Have you ever made candy yourself?

your apple tree

Today I took a seed from the apple you were eating and promised I would plant it so a tree will grow. It’s sleeping in a pot of soil right now. I hope to see the day when you’ll be all grown up and pluck the first fruit off your apple tree. I hope you will grow strong.

master’s thesis … lost in translation

I need a good topic for my master’s thesis. Right now I’m sitting on my bed with the Swahili translation of Macbeth and hope that somehow I’ll get a better idea than analysing Shakespeare … why is there no Swahili version of The Lord of the Rings or 1984 or Brave New World? I found out someone wrote a science fiction novel in Swahili called Walenisi, but as far as I know it wasn’t translated to English – so much for comparing original and translation.

And I can’t start looking into the two other topics my prof proposed yet because both books are borrowed from the library by someone else right now. Sometimes I just want to curl up in a corner and convince myself that life without science could be happier. But would it? I’m not sure how long it would take until I’d be bored out of my mind. Maybe a year maximum.

automatic world and a lack of stars

 

Some days ago I heard this song for the first time. It touched something deep inside of me. I miss a simpler world, less hectic, less abstract. I long for nights with more than just a few stars visible against the light pollution of the city. By making our world automatic and being oh so advanced (or so we think) we robbed ourselves of so much beauty.

I wish there were more people who’d write me letters or postcards. And if I found a way to live in a more rural area and still do academic work I’d be a really happy person; I’d even give up university if I knew for certain it was the right way.

I’ll write more about stars, space, simple living, and other dreams on another day. There’s something about it, something inside me. Something that won’t stay quiet.

you can’t bottle me

When you come close to me, don’t expect me to smell of the lily and the rose, the sweet sugary fragrances of multi-layered artificial compositions. This isn’t me. When you see me you should recognize how my scent couldn’t have been born in a test tube, a laboratory, how it can’t be bottled in diamond-faceted flacons and tied up with a pale pink ribbon.
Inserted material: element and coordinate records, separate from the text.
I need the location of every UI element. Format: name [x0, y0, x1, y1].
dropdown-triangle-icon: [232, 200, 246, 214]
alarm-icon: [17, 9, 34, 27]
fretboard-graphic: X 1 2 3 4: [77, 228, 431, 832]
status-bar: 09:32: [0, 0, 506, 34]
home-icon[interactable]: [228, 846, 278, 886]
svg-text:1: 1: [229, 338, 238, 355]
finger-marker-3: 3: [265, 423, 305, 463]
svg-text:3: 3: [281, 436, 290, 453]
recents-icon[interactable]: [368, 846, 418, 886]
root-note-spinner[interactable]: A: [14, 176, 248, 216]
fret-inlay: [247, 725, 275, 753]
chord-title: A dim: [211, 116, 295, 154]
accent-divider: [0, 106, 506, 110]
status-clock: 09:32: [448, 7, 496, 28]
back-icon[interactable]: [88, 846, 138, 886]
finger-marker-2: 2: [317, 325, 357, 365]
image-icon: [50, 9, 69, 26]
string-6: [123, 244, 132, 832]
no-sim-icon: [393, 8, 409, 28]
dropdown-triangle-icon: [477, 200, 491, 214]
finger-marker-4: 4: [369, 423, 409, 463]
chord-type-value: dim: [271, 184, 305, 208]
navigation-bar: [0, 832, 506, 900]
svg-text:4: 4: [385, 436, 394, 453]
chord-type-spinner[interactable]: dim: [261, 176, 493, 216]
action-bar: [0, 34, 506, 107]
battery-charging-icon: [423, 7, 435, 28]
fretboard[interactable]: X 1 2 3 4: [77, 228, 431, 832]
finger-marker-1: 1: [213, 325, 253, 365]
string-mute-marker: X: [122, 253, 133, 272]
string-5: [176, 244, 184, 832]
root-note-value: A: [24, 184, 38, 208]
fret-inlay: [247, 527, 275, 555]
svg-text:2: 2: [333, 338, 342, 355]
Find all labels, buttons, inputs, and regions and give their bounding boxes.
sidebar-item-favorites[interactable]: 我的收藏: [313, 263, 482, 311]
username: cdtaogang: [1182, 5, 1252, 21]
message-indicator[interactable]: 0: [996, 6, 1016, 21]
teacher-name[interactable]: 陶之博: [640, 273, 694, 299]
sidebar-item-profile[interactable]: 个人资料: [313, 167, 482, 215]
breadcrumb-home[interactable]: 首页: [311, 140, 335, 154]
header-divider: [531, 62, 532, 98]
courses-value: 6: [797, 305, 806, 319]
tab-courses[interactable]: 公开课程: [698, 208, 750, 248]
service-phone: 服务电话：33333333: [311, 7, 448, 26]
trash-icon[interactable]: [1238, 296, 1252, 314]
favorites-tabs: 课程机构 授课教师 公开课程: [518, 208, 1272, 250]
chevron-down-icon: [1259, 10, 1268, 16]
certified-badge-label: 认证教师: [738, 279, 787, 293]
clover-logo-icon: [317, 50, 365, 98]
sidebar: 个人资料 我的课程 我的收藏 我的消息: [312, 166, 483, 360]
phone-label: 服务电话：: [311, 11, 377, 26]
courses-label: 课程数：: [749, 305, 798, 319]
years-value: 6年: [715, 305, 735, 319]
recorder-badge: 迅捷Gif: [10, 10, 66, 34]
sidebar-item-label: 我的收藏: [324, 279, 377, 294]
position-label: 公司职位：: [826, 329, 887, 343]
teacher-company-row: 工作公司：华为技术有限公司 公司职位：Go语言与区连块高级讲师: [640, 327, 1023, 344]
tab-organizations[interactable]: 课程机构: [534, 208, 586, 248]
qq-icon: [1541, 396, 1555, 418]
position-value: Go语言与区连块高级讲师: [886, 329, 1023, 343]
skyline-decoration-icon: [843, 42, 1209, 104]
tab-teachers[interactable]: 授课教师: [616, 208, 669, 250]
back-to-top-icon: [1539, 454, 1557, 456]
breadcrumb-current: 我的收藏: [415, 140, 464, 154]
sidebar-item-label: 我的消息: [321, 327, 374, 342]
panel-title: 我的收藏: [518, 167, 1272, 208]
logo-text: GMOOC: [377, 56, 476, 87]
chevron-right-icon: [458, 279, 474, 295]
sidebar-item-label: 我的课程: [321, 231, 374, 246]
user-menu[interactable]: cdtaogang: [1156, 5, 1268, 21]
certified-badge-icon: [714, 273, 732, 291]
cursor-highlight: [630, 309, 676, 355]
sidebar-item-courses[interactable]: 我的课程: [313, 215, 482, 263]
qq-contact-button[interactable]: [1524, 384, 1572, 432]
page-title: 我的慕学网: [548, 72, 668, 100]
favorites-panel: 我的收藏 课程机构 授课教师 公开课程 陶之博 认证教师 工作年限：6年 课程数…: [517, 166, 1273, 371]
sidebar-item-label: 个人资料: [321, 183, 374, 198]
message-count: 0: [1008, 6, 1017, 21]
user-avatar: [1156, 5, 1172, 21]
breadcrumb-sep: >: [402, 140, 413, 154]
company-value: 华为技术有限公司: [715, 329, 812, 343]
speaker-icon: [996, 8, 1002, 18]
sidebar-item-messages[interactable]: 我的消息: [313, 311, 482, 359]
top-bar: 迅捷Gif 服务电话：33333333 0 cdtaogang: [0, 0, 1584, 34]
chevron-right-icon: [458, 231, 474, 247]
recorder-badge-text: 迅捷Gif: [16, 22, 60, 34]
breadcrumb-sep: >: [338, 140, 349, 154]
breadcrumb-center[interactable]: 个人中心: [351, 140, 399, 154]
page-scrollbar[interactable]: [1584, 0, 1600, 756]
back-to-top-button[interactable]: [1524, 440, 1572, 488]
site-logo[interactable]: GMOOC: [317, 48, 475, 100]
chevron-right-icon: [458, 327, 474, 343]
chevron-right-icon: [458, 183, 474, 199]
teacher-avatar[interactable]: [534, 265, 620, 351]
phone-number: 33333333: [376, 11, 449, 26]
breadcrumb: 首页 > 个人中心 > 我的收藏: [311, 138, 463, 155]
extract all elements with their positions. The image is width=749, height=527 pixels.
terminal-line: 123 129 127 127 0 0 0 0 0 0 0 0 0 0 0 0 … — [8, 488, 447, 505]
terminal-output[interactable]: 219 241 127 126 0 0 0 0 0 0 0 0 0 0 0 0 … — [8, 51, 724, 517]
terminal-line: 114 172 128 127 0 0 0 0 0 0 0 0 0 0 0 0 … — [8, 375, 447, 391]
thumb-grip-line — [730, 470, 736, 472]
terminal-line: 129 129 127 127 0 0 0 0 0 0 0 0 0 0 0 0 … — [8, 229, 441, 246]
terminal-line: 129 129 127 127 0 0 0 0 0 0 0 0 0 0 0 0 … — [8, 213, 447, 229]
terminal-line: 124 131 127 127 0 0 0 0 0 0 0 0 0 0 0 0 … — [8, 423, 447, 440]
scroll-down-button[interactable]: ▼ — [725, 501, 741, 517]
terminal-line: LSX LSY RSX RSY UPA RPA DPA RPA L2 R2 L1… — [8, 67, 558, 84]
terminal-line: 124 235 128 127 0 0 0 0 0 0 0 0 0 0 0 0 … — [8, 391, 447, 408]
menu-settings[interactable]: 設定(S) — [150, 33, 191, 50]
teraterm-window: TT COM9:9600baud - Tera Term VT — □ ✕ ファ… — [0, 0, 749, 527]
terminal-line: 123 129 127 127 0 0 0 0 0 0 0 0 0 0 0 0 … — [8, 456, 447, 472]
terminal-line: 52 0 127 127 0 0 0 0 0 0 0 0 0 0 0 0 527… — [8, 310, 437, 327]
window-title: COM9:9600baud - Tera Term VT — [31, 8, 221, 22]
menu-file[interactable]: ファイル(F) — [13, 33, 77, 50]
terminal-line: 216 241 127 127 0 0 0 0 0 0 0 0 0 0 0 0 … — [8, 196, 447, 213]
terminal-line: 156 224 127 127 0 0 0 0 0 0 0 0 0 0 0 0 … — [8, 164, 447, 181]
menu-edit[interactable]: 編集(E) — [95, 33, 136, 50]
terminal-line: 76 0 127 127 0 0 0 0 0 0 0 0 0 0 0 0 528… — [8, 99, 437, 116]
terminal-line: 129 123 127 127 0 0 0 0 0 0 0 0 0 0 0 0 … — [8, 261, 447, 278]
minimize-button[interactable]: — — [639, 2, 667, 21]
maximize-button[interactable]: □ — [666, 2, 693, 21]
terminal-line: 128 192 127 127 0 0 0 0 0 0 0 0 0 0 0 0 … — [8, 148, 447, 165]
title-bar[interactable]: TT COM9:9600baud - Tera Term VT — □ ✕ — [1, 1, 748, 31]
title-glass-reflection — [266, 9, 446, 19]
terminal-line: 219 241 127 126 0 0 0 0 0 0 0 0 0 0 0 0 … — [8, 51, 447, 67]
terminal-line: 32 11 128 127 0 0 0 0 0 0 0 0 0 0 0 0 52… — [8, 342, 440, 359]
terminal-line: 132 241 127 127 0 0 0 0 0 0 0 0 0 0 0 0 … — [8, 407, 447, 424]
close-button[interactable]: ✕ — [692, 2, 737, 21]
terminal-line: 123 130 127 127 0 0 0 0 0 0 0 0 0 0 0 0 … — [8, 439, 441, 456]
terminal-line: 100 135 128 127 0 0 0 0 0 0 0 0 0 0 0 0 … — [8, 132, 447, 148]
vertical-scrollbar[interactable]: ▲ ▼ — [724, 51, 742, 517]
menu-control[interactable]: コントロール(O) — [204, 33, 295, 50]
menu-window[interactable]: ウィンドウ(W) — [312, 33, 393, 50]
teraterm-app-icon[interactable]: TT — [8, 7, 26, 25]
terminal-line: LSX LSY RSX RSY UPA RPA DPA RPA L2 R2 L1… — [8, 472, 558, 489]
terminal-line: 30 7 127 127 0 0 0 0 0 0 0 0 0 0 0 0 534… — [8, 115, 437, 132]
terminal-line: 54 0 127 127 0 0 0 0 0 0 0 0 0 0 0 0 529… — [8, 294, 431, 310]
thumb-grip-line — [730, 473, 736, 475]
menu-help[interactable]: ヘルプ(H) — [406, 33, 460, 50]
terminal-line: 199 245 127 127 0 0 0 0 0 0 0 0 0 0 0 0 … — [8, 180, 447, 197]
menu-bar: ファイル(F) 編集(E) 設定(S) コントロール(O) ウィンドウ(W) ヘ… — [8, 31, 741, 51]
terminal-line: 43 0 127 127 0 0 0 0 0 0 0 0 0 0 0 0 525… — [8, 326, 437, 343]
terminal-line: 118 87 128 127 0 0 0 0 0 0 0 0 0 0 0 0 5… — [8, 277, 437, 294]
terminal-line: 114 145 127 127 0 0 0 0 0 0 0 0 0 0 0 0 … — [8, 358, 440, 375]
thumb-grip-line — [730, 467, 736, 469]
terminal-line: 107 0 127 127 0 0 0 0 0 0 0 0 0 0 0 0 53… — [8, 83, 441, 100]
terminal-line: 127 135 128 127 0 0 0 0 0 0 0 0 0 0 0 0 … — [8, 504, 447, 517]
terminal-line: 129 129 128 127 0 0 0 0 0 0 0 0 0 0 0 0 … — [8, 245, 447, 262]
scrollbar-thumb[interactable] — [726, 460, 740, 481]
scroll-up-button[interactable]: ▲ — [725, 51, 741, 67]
I want my scent to remind you of sitting next to a camp fire under a starry sky, smoke curling up to the milky way, and maybe a full moon rising up over a vast, mysterious landscape.

I want my embrace to carry you to mossy woods, deep and green with warm sun on rain-drenched logs, a smell of comfort, of safety and freedom.

I want to make you feel at home in fields of cornflowers growing on heavy, dusty soil, with a whiff of herbs and spices carried over by  the breeze; maybe from the Provence, maybe from a place far away full of cedar wood and pines.

I want you to take a walk by my side, inhaling the faint aroma of old leather, of hay on meadows in late summer, and of trees turning into crisp red and golden flames on the hills with the onset of Indian summer, all being threatened to be swept away by the veil of mist rising up.

I want you to stand next to me and inhale the powerful perfume of thunderstorms making rain fall in big, lazy drops on sun-hot pavement, bringing dreams of old days and new adventures, mixing ashes and the ocean in one single breath.

I want you to think of evening sun turning the world golden, making you forget the time, the place, the season, and when you look up I want to make you wonder what huge white clouds taste like.

This is me. You can’t bottle me, and neither will you ever be able to capture all of me at the same time.